Rates of adaptive evolution in the polymerase (top) and receptor-binding protein (bottom) for 28 human pathogenic viruses. The receptor-binding and polymerase genes for each virus are listed in the Methods section. The threshold of antigenic evolution (as determined in Figure 2) is marked by the dotted line; the rates falling above this line are shown by solid markers, and the rates below the threshold are open circles. Viruses are grouped and colored by viral family, and arranged within viral family in descending order of the receptor-binding rate. Viral families are ordered by genome type, with RNA viruses shown in brighter colors and DNA viruses in gray tones. Vertical dividers further delineate enveloped from non-enveloped viruses.

Figure 5:. Rates of amino acid substitution in the receptor-binding protein of SARS-CoV-2 and 10 antigenically-evolving endemic viruses.

The rate of amino acid substitution in the receptor-binding protein of A) SARS-CoV-2, B) SARS-CoV-2 Omicron clade 21L, C) influenza A/H3N2, D) influenza A/H1N1pdm, E) influenza B/Vic, F) influenza B/Yam, G) coronavirus 229E, H) coronavirus OC43-A, I) RSV-A, J) RSV-B, K) enterovirus D68, L) norovirus GII.4. The receptor-binding protein, or subunit is labeled below the virus name. Rates are computed as the slope of a linear regression fitting a comparison of amino acid substitutions versus time, and are found using a phylogeny. Each tip on the tree is plotted by its sampling date and the number of amino acid substitutions that accumulated between the root and the tip (normalized by the length of the coding region, in residues). Aspect ratios in each panel are fixed so that regression slopes are visually comparable across panels.

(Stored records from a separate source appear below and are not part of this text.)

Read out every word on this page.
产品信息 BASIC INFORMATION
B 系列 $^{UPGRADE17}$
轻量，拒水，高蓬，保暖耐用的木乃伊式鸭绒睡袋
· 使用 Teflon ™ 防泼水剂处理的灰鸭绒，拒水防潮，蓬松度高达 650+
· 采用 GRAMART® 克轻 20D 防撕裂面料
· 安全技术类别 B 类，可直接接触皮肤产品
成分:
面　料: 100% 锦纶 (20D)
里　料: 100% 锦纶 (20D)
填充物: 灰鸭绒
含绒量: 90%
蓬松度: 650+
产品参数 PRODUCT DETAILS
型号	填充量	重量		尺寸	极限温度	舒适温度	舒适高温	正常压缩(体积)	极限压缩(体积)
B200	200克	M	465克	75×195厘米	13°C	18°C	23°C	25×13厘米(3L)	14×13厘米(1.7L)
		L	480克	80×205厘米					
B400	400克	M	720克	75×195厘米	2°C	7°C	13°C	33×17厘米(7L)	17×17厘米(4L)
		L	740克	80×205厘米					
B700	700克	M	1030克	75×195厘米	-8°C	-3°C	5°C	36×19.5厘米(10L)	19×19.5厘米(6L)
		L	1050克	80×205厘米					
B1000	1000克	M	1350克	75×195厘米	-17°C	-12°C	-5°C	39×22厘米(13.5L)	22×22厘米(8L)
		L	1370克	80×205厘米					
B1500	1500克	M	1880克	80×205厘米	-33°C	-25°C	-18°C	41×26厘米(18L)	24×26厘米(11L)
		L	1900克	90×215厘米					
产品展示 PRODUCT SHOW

Figure 6.. Comparison of rates of amino acid substitution to rates of adaptation

(A) The rate of amino acid substitution (×10−3) and rate of adaptive evolution (×10−3) is listed for each of the 28 viruses in the panel. (B) Rate of amino acid substitution is plotted against rate of adaptive evolution for each virus, with color corresponding to the panel A. The dashed gray line is drawn at X = Y to indicate the point where all amino acid substitutions are inferred to be adaptive.